In alcuni pazienti, un altro effetto collaterale è l'inattivazione del 30 - 40% (invece del consueto 10%) dei follicoli piliferi, causando una caduta consistente di capelli. Durante la fase di rapida perdita di peso, l'apporto calorico è molto inferiore a quello che l'organismo necessita, e l'assunzione di proteine ​​è marginale. Il corpo è praticamente in uno stato di confusione causato dalla carestia e può reagire appunto con la caduta dei capelli. Questo è un effetto transitorio, e si risolve quando la nutrizione e il peso si stabilizzano. Può anche essere d'aiuto itegrare la dieta con supplementi a base di Zinco.

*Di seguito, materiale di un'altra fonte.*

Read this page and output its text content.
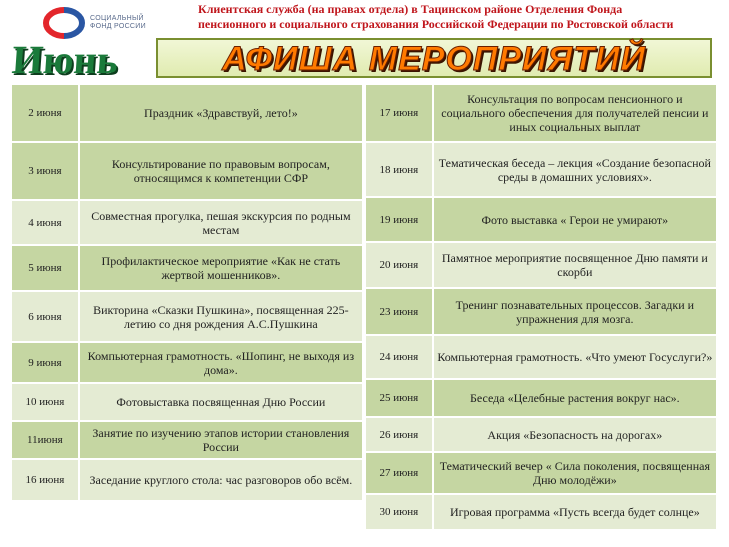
СОЦИАЛЬНЫЙ
ФОНД РОССИИ
Клиентская служба (на правах отдела) в Тацинском районе Отделения Фонда
пенсионного и социального страхования Российской Федерации по Ростовской области
Июнь	АФИША МЕРОПРИЯТИЙ
2 июня	Праздник «Здравствуй, лето!»
3 июня	Консультирование по правовым вопросам, относящимся к компетенции СФР
4 июня	Совместная прогулка, пешая экскурсия по родным местам
5 июня	Профилактическое мероприятие «Как не стать жертвой мошенников».
6 июня	Викторина «Сказки Пушкина», посвященная 225-летию со дня рождения А.С.Пушкина
9 июня	Компьютерная грамотность. «Шопинг, не выходя из дома».
10 июня	Фотовыставка посвященная Дню России
11июня	Занятие по изучению этапов истории становления России
16 июня	Заседание круглого стола: час разговоров обо всём.
17 июня	Консультация по вопросам пенсионного и социального обеспечения для получателей пенсии и иных социальных выплат
18 июня	Тематическая беседа – лекция «Создание безопасной среды в домашних условиях».
19 июня	Фото выставка « Герои не умирают»
20 июня	Памятное мероприятие посвященное Дню памяти и скорби
23 июня	Тренинг познавательных процессов. Загадки и упражнения для мозга.
24 июня	Компьютерная грамотность. «Что умеют Госуслуги?»
25 июня	Беседа «Целебные растения вокруг нас».
26 июня	Акция «Безопасность на дорогах»
27 июня	Тематический вечер « Сила поколения, посвященная Дню молодёжи»
30 июня	Игровая программа «Пусть всегда будет солнце»
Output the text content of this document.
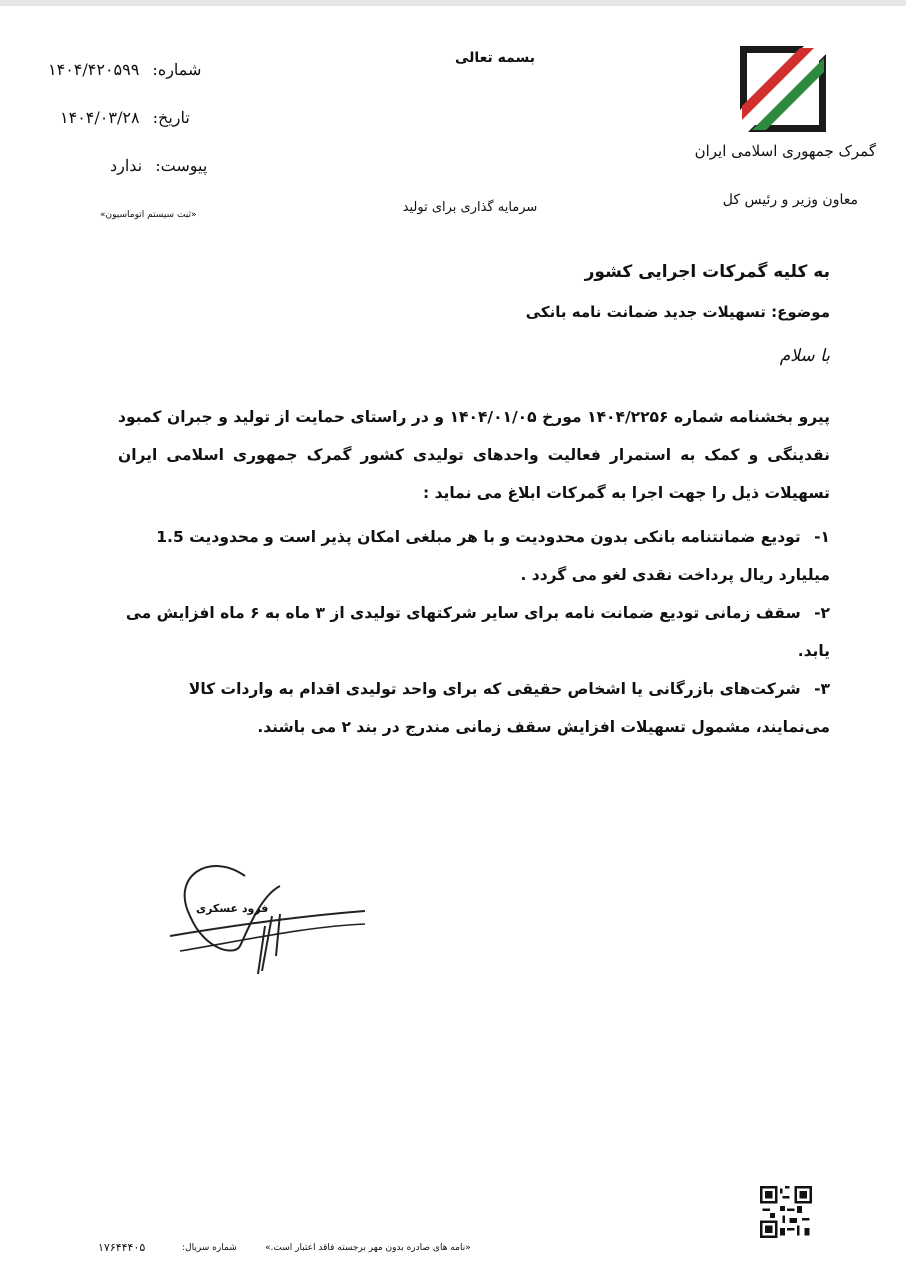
گمرک جمهوری اسلامی ایران
معاون وزیر و رئیس کل
بسمه تعالی
سرمایه گذاری برای تولید
شماره: ۱۴۰۴/۴۲۰۵۹۹
تاریخ: ۱۴۰۴/۰۳/۲۸
پیوست: ندارد
«ثبت سیستم اتوماسیون»
به کلیه گمرکات اجرایی کشور
موضوع: تسهیلات جدید ضمانت نامه بانکی
با سلام
پیرو بخشنامه شماره ۱۴۰۴/۲۲۵۶ مورخ ۱۴۰۴/۰۱/۰۵ و در راستای حمایت از تولید و جبران کمبود نقدینگی و کمک به استمرار فعالیت واحدهای تولیدی کشور گمرک جمهوری اسلامی ایران تسهیلات ذیل را جهت اجرا به گمرکات ابلاغ می نماید :
۱- تودیع ضمانتنامه بانکی بدون محدودیت و با هر مبلغی امکان پذیر است و محدودیت 1.5 میلیارد ریال پرداخت نقدی لغو می گردد .
۲- سقف زمانی تودیع ضمانت نامه برای سایر شرکتهای تولیدی از ۳ ماه به ۶ ماه افزایش می یابد.
۳- شرکت‌های بازرگانی یا اشخاص حقیقی که برای واحد تولیدی اقدام به واردات کالا می‌نمایند، مشمول تسهیلات افزایش سقف زمانی مندرج در بند ۲ می باشند.
فرود عسکری
«نامه های صادره بدون مهر برجسته فاقد اعتبار است.»
شماره سریال:
۱۷۶۴۴۴۰۵
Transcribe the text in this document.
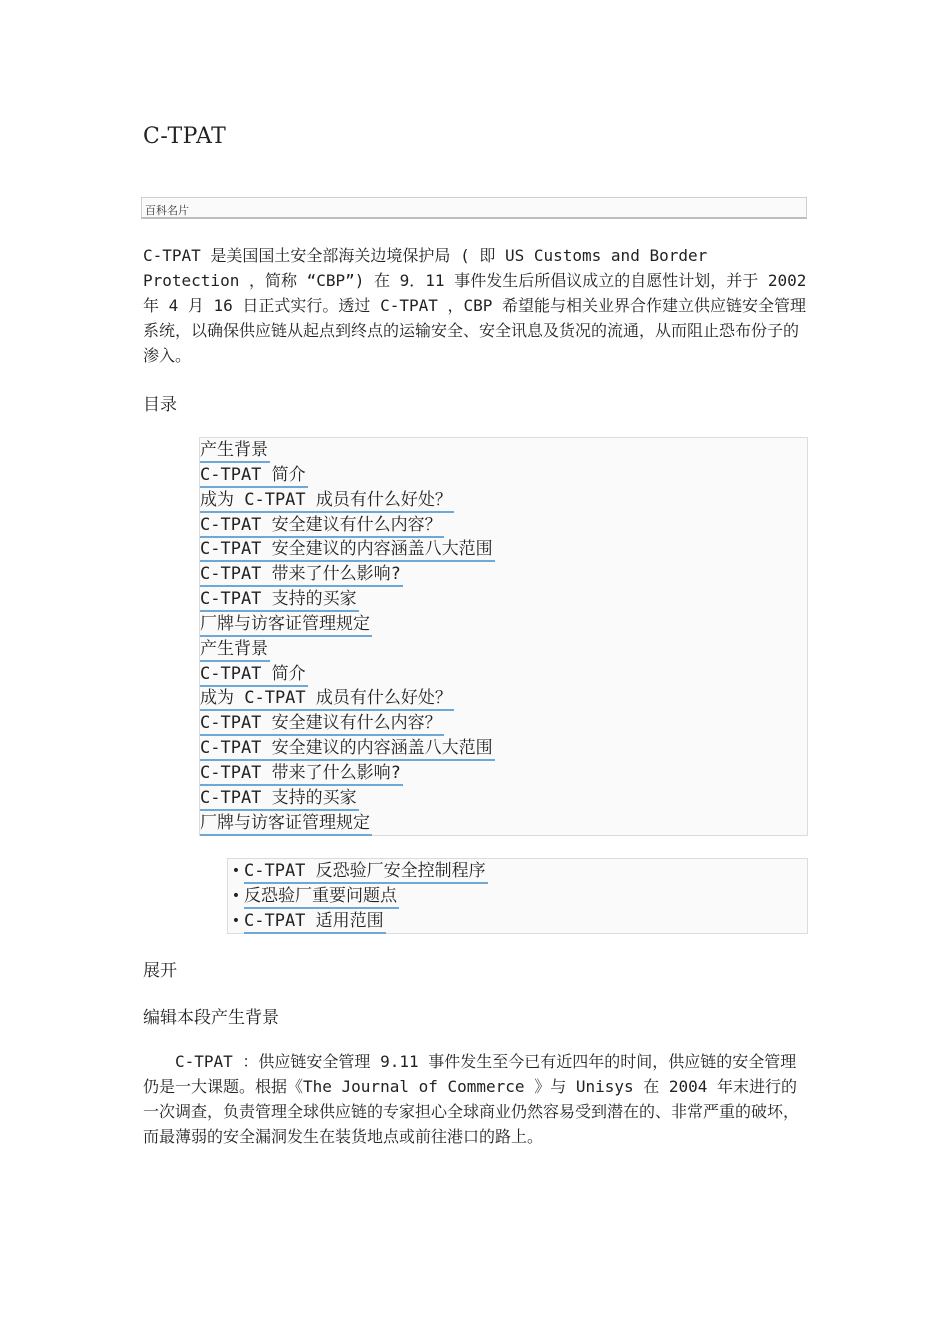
C-TPAT
百科名片

C-TPAT 是美国国土安全部海关边境保护局 ( 即 US Customs and Border Protection ，简称 “CBP”) 在 9．11 事件发生后所倡议成立的自愿性计划，并于 2002 年 4 月 16 日正式实行。透过 C-TPAT ，CBP 希望能与相关业界合作建立供应链安全管理系统，以确保供应链从起点到终点的运输安全、安全讯息及货况的流通，从而阻止恐布份子的渗入。

目录
产生背景
C-TPAT 简介
成为 C-TPAT 成员有什么好处？
C-TPAT 安全建议有什么内容？
C-TPAT 安全建议的内容涵盖八大范围
C-TPAT 带来了什么影响?
C-TPAT 支持的买家
厂牌与访客证管理规定
产生背景
C-TPAT 简介
成为 C-TPAT 成员有什么好处？
C-TPAT 安全建议有什么内容？
C-TPAT 安全建议的内容涵盖八大范围
C-TPAT 带来了什么影响?
C-TPAT 支持的买家
厂牌与访客证管理规定
• C-TPAT 反恐验厂安全控制程序
• 反恐验厂重要问题点
• C-TPAT 适用范围
展开
编辑本段产生背景

　　C-TPAT ：供应链安全管理 9.11 事件发生至今已有近四年的时间，供应链的安全管理仍是一大课题。根据《The Journal of Commerce 》与 Unisys 在 2004 年末进行的一次调查，负责管理全球供应链的专家担心全球商业仍然容易受到潜在的、非常严重的破坏，而最薄弱的安全漏洞发生在装货地点或前往港口的路上。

Per finire, bisogna tenere presente che con il GB  non si ha più la possibilità di studiare, qualora necessario, con una gastroscopia o con indagini radiologiche comuni, lo stomaco ed il coledoco (condotto che consente il transito della bile nel duodeno).

Risultati
L’efficacia a lungo termine, a distanza di anni dall’intervento, è dimostrata da una perdita stabile di circa il 65%-80% del peso in eccesso già a distanza di 2 anni dall’intervento, a cui si accompagna una risoluzione delle malattie connesse all'obesità: del diabete nell’84% dei pazienti, dell’ipertensione nell’83% e della sindrome da apnee notturne nel 95%.
Il calo di peso si mantiene per un lungo periodo, sia pur con oscillazioni individuali.

Vivere con il GB
L'operazione di GB, ha un impatto oltre che fisiologico, anche emozionale sull'individuo. Tanto è vero che molti di coloro che hanno subìto l'intervento chirurgico, soffrono di depressione nei mesi successivi. Questo dipende da un cambiamento nel ruolo che il cibo gioca nel loro benessere emotivo. Le limitazioni severe sulla dieta, esercitano quindi una grande pressione emotiva sul paziente.
Normalmente i livelli di energia, nel periodo successivo all'intervento, sono bassi. Ciò è dovuto materialmente alla limitazione dell'assunzione di cibo e al conseguente ridotto apporto calorico, ma anche uno stato emotivo depressivo può incidere. Possono anche trascorrere un paio di mesi prima di ritrovare un equilibrio psico-emozionale.
Nei mesi direttamente successivi all'intervento è comune una debolezza muscolare. Questo è causato da una serie di fattori, tra cui una restrizione nell'assunzione di proteine​​ e una conseguente perdita di massa muscolare che si manifesta con un abbassamento di energia.
La debolezza può causare problemi di equilibrio, difficoltà a salire le scale o sollevare oggetti pesanti, e aumento della fatica anche nello svolgere semplici compiti fisici. Molti di questi problemi passeranno nel tempo con l'aumento graduale dell'assunzione di cibo.
Tuttavia bisogna tenere presente che i primi mesi dopo l'intervento chirurgico, possono essere molto difficili, e questo spesso non viene menzionato o sottovalutato in fase pre-opertatoria dai medici.
I benefici e i rischi del GB sono ben consolidati, tuttavia, gli effetti psicologici che da esso ne derivano non sono ben compresi. Per evitare uno shock psicologico emozionale, è indispensabile, pertanto, che i potenziali pazienti si assicurino della presenza di un solido sistema di supporto (medico e psicologico), prima di accettare la procedura e, last but not least, inizino a cambiare il proprio rapporto con il cibo e le diete, già prima dell'intervento chirurgico.

Nonostante l'overdose di informazioni, sono contenta di capire, di vedere, di approfondire. Per me è l'unico modo di andare avanti e non essere ostaggio delle mie paure che altrimenti mi paralizzerebbero. Questo non posso davvero permettermelo.